I grew up on a farm in Kansas. My developmental years were dominated by physical labor. Having three older brothers, my participation in the physical labor of farming was limited. However, as several of my brothers graduated and moved on to other careers, I needed to lend a hand out in the fields. One of my periodic jobs was to drive the tractor and pull a baler while either my brother or father stacked the hay bales on the trailer that was also attached behind the baler. While we had to work in tandem, it was nearly all physical labor, very little emotional labor.
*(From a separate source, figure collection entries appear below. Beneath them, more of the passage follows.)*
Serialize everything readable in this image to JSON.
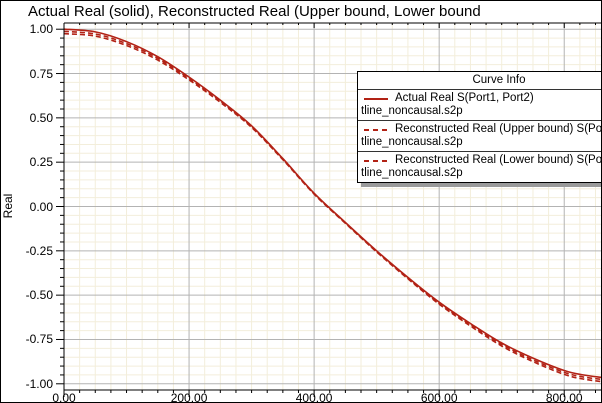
{
  "window": {
    "title": "Actual Real (solid), Reconstructed Real (Upper bound, Lower bound"
  },
  "y_axis_title": "Real",
  "legend": {
    "title": "Curve Info",
    "entries": [
      {
        "label": "Actual Real S(Port1, Port2)",
        "file": "tline_noncausal.s2p",
        "style": "solid"
      },
      {
        "label": "Reconstructed Real (Upper bound) S(Po",
        "file": "tline_noncausal.s2p",
        "style": "dashed"
      },
      {
        "label": "Reconstructed Real (Lower bound) S(Po",
        "file": "tline_noncausal.s2p",
        "style": "dashed"
      }
    ]
  },
  "chart_data": {
    "type": "line",
    "title": "Actual Real (solid), Reconstructed Real (Upper bound, Lower bound",
    "xlabel": "",
    "ylabel": "Real",
    "grid": "on",
    "legend_position": "upper right",
    "x": [
      0,
      50,
      100,
      150,
      200,
      250,
      300,
      350,
      400,
      450,
      500,
      550,
      600,
      650,
      700,
      750,
      800,
      830,
      862
    ],
    "series": [
      {
        "name": "Actual Real S(Port1, Port2)",
        "style": "solid",
        "values": [
          1.0,
          0.985,
          0.93,
          0.845,
          0.73,
          0.6,
          0.455,
          0.27,
          0.075,
          -0.09,
          -0.25,
          -0.4,
          -0.54,
          -0.66,
          -0.77,
          -0.855,
          -0.925,
          -0.95,
          -0.965
        ]
      },
      {
        "name": "Reconstructed Real (Upper bound) S(Po",
        "style": "dashed",
        "values": [
          0.988,
          0.973,
          0.919,
          0.836,
          0.722,
          0.594,
          0.45,
          0.266,
          0.072,
          -0.093,
          -0.254,
          -0.404,
          -0.546,
          -0.667,
          -0.778,
          -0.865,
          -0.936,
          -0.961,
          -0.976
        ]
      },
      {
        "name": "Reconstructed Real (Lower bound) S(Po",
        "style": "dashed",
        "values": [
          0.975,
          0.961,
          0.908,
          0.826,
          0.714,
          0.588,
          0.446,
          0.264,
          0.07,
          -0.095,
          -0.256,
          -0.408,
          -0.551,
          -0.674,
          -0.787,
          -0.875,
          -0.947,
          -0.973,
          -0.989
        ]
      }
    ],
    "x_axis": {
      "min": 0,
      "max": 862,
      "major_step": 200,
      "minor_step": 25,
      "major_ticks": [
        0,
        200,
        400,
        600,
        800
      ],
      "tick_labels": [
        "0.00",
        "200.00",
        "400.00",
        "600.00",
        "800.00"
      ]
    },
    "y_axis": {
      "min": -1.035,
      "max": 1.035,
      "major_step": 0.25,
      "minor_step": 0.05,
      "major_ticks": [
        1.0,
        0.75,
        0.5,
        0.25,
        0.0,
        -0.25,
        -0.5,
        -0.75,
        -1.0
      ],
      "tick_labels": [
        "1.00",
        "0.75",
        "0.50",
        "0.25",
        "0.00",
        "-0.25",
        "-0.50",
        "-0.75",
        "-1.00"
      ]
    },
    "colors": {
      "curve": "#b22215",
      "major_grid": "#b3b3b3",
      "minor_grid": "#f3eedb",
      "axis": "#000000"
    }
  }
}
Except for the occasion when I would let up on the clutch too quickly which wasn’t good for the baler or the person attempting to stand on the moving trailer. In those moments a little “emotion” was expressed by my brother. My father was more tolerant of my less than perfect clutching abilities.
But we really could get by (for better or worse) without a great deal of communication or emotional labor. Today’s workplace is a dramatic shift from my childhood. And since some of you are thinking it, I’ll go ahead and say it, “we’re not in Kansas anymore.”
Emotional labor takes time and effort, and in our fast-paced society we don’t always want to give emotional labor the time it requires. Someone new is hired in a leadership or managerial role and they jump right into the “task” of doing their work. We short-cut and side-step getting to know the people with whom we spend the majority of our time. We wonder why the leadership team (or any team for that matter) doesn’t quite seem in sync. Or, we refer to our last half-day team building retreat from three years ago and then question why we don’t seem to be firing on all cylinders.
It needs to happen every day.
Emotional labor is not a one-time event or fully covered in employee onboarding. It’s hard labor that needs to happen every day. It’s the act of doing work you don’t feel like, the act of having a conversation that might be difficult, etc.
I’ve watched leadership teams go from awkward and inefficient artificial harmony to moving rhythmically and easily with each other–efficient and graceful. This happens only after investing heavily in the work of emotional labor. Connecting to another human being and making a change even if it’s not easy to do in that moment, that’s leading with bold grace.